The 2004 WHO classification (Heitz et al, 2004) separated well-differentiated pancreatic neuroendocrine tumors, those lacking metastases or gross local invasion, from well-differentiated pancreatic neuroendocrine carcinomas, with metastases or gross local invasion; they further predicted “benign behavior” or “uncertain behavior” in the former group based on size less than 2 cm, mitotic rate below 2/10 high-power fields (HPFs), Ki-67 labeling index below 2%, and absence of vascular or perineural invasion. However, studies have demonstrated that the patients who fall in the uncertain behavior group still experience recurrence and metastasis in long-term follow-up in up to 40% of the cases (Schmitt et al, 2007); therefore it is clear that even this group represents a low-grade malignancy.

Another more recent proposal (Ferrone et al, 2007) divides PanNETs into low-grade and intermediate-grade groups based on the mitotic rate (2 mitoses per 50 HPFs) and necrosis. The two groups exhibit a highly significant difference in prognosis, although no subset specifically is regarded to be utterly benign. Recently, a multidisciplinary group of international experts have proposed a set of parameters to be included in pathology reports (Klimstra et al, 2010a). It was emphasized that PanNETs ought to be evaluated by the approach used for any other malignancy, and accordingly, the grade and stage should be reported separately (Klimstra et al, 2010b; Klöppel et al, 2010a). For grading, in 2010 the WHO adopted the system originally devised and tested by the European Neuroendocrine Tumor Society (ENETS), which grades PanNETs based on the mitotic count and Ki-67 labeling index. Grade 1 if the mitotic rate is less than 2/10 HPFs and the Ki-67 index is below 3%; grade 2 if the mitotic rate is 2 to 20/10 HPFs or the Ki-67 index is 3% to 20%; and grade 3 if either is above 20. For staging, the AJCC has adapted the TNM-based staging system used for adenocarcinomas, but the ENETS system is somewhat different (Klöppel et al, 2007).

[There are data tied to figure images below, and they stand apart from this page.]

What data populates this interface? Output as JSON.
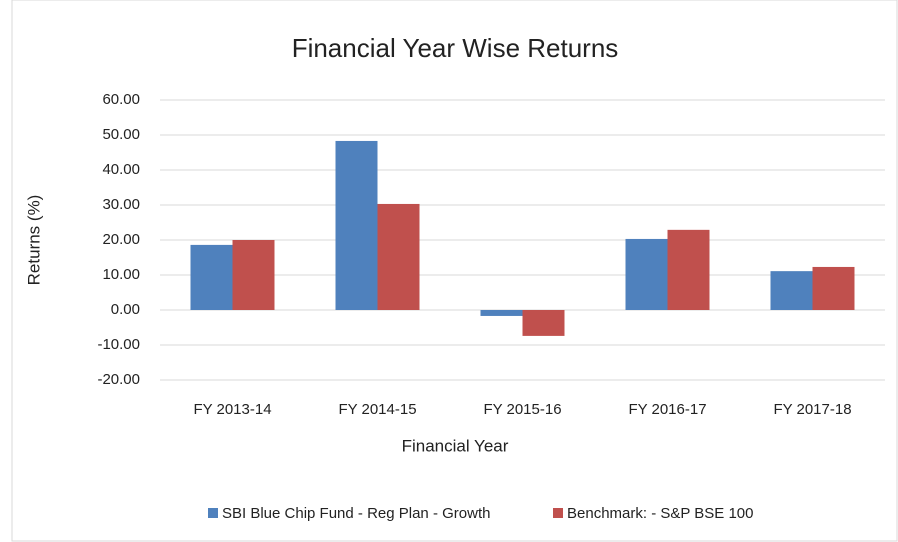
{
  "chart_data": {
    "type": "bar",
    "title": "Financial Year Wise Returns",
    "x_label": "Financial Year",
    "y_label": "Returns (%)",
    "categories": [
      "FY 2013-14",
      "FY 2014-15",
      "FY 2015-16",
      "FY 2016-17",
      "FY 2017-18"
    ],
    "series": [
      {
        "name": "SBI Blue Chip Fund - Reg Plan - Growth",
        "color": "#4f81bd",
        "values": [
          18.6,
          48.3,
          -1.7,
          20.3,
          11.1
        ]
      },
      {
        "name": "Benchmark: - S&P BSE 100",
        "color": "#c0504d",
        "values": [
          20.0,
          30.3,
          -7.4,
          22.9,
          12.3
        ]
      }
    ],
    "ylim": [
      -20,
      60
    ],
    "yticks": [
      {
        "value": -20,
        "label": "-20.00"
      },
      {
        "value": -10,
        "label": "-10.00"
      },
      {
        "value": 0,
        "label": "0.00"
      },
      {
        "value": 10,
        "label": "10.00"
      },
      {
        "value": 20,
        "label": "20.00"
      },
      {
        "value": 30,
        "label": "30.00"
      },
      {
        "value": 40,
        "label": "40.00"
      },
      {
        "value": 50,
        "label": "50.00"
      },
      {
        "value": 60,
        "label": "60.00"
      }
    ],
    "grid": true,
    "legend": "bottom"
  }
}
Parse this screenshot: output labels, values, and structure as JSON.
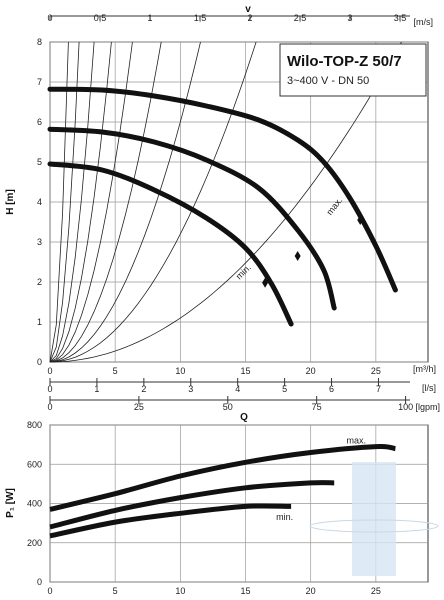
{
  "chart_data": [
    {
      "type": "line",
      "title": "Wilo-TOP-Z 50/7",
      "subtitle": "3~400 V - DN 50",
      "ylabel": "H [m]",
      "xlabel_top": "v",
      "unit_top": "[m/s]",
      "unit_q_m3h": "[m³/h]",
      "unit_q_ls": "[l/s]",
      "unit_q_lgpm": "[lgpm]",
      "xlabel_bottom": "Q",
      "xlim": [
        0,
        29
      ],
      "ylim": [
        0,
        8
      ],
      "grid": true,
      "x_ticks": [
        "0",
        "5",
        "10",
        "15",
        "20",
        "25"
      ],
      "y_ticks": [
        "0",
        "1",
        "2",
        "3",
        "4",
        "5",
        "6",
        "7",
        "8"
      ],
      "v_ticks": [
        "0",
        "0,5",
        "1",
        "1,5",
        "2",
        "2,5",
        "3",
        "3,5"
      ],
      "ls_ticks": [
        "0",
        "1",
        "2",
        "3",
        "4",
        "5",
        "6",
        "7"
      ],
      "lgpm_ticks": [
        "0",
        "25",
        "50",
        "75",
        "100"
      ],
      "series": [
        {
          "name": "max.",
          "x": [
            0,
            4,
            8,
            12,
            16,
            19,
            21,
            23,
            25,
            26.5
          ],
          "y": [
            6.82,
            6.8,
            6.65,
            6.4,
            6.05,
            5.55,
            5.0,
            4.1,
            2.9,
            1.8
          ]
        },
        {
          "name": "",
          "x": [
            0,
            4,
            8,
            12,
            16,
            19,
            21,
            21.8
          ],
          "y": [
            5.82,
            5.75,
            5.5,
            5.05,
            4.35,
            3.3,
            2.3,
            1.35
          ]
        },
        {
          "name": "min.",
          "x": [
            0,
            4,
            8,
            12,
            15,
            17,
            18.5
          ],
          "y": [
            4.95,
            4.8,
            4.3,
            3.6,
            2.85,
            1.95,
            0.95
          ]
        }
      ],
      "markers": [
        {
          "x": 23.8,
          "y": 3.55
        },
        {
          "x": 19.0,
          "y": 2.65
        },
        {
          "x": 16.5,
          "y": 1.98
        }
      ]
    },
    {
      "type": "line",
      "ylabel": "P₁ [W]",
      "xlim": [
        0,
        29
      ],
      "ylim": [
        0,
        800
      ],
      "grid": true,
      "x_ticks": [
        "0",
        "5",
        "10",
        "15",
        "20",
        "25"
      ],
      "y_ticks": [
        "0",
        "200",
        "400",
        "600",
        "800"
      ],
      "series": [
        {
          "name": "max.",
          "x": [
            0,
            5,
            10,
            15,
            20,
            25,
            26.5
          ],
          "y": [
            370,
            450,
            540,
            610,
            660,
            690,
            680
          ]
        },
        {
          "name": "",
          "x": [
            0,
            5,
            10,
            15,
            20,
            21.8
          ],
          "y": [
            280,
            365,
            430,
            480,
            505,
            505
          ]
        },
        {
          "name": "min.",
          "x": [
            0,
            5,
            10,
            15,
            18.5
          ],
          "y": [
            235,
            305,
            350,
            385,
            385
          ]
        }
      ]
    }
  ]
}
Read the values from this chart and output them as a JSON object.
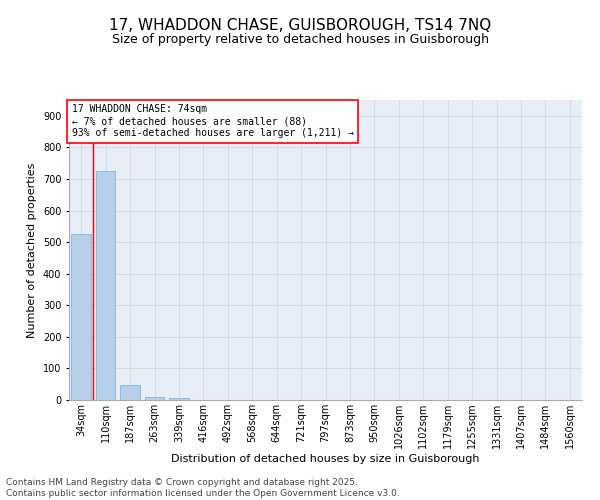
{
  "title1": "17, WHADDON CHASE, GUISBOROUGH, TS14 7NQ",
  "title2": "Size of property relative to detached houses in Guisborough",
  "xlabel": "Distribution of detached houses by size in Guisborough",
  "ylabel": "Number of detached properties",
  "categories": [
    "34sqm",
    "110sqm",
    "187sqm",
    "263sqm",
    "339sqm",
    "416sqm",
    "492sqm",
    "568sqm",
    "644sqm",
    "721sqm",
    "797sqm",
    "873sqm",
    "950sqm",
    "1026sqm",
    "1102sqm",
    "1179sqm",
    "1255sqm",
    "1331sqm",
    "1407sqm",
    "1484sqm",
    "1560sqm"
  ],
  "values": [
    527,
    725,
    47,
    10,
    5,
    0,
    0,
    0,
    0,
    0,
    0,
    0,
    0,
    0,
    0,
    0,
    0,
    0,
    0,
    0,
    0
  ],
  "bar_color": "#b8cfe8",
  "bar_edge_color": "#7aaad4",
  "vline_color": "#ff0000",
  "grid_color": "#d0d8e8",
  "bg_color": "#e8eef8",
  "ylim": [
    0,
    950
  ],
  "yticks": [
    0,
    100,
    200,
    300,
    400,
    500,
    600,
    700,
    800,
    900
  ],
  "annotation_text": "17 WHADDON CHASE: 74sqm\n← 7% of detached houses are smaller (88)\n93% of semi-detached houses are larger (1,211) →",
  "footnote": "Contains HM Land Registry data © Crown copyright and database right 2025.\nContains public sector information licensed under the Open Government Licence v3.0.",
  "title_fontsize": 11,
  "subtitle_fontsize": 9,
  "axis_label_fontsize": 8,
  "tick_fontsize": 7,
  "annotation_fontsize": 7,
  "footnote_fontsize": 6.5
}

On the other end of the spectrum of neuroendocrine neoplasia, very rarely, poorly differentiated neuroendocrine carcinoma, related to small cell carcinoma, may be encountered in the pancreas (Tranchida et al, 2000). Some are composed of large cells with more abundant cytoplasm (high-grade neuroendocrine carcinomas of a “large cell” type). According to WHO, high-grade neuroendocrine carcinomas are classified as grade 3 PanNETs, although the true nature of such tumors is difficult to characterize because of their rarity, and they appear to be a distinct tumor type with morphology and behavior usually very similar to that of high-grade neuroendocrine carcinomas of the lung rather than being advanced forms of well-differentiated PanNETs. In fact, especially when the small cell morphology is present, poorly differentiated neuroendocrine carcinomas must be distinguished from metastases to the pancreas from a pulmonary primary.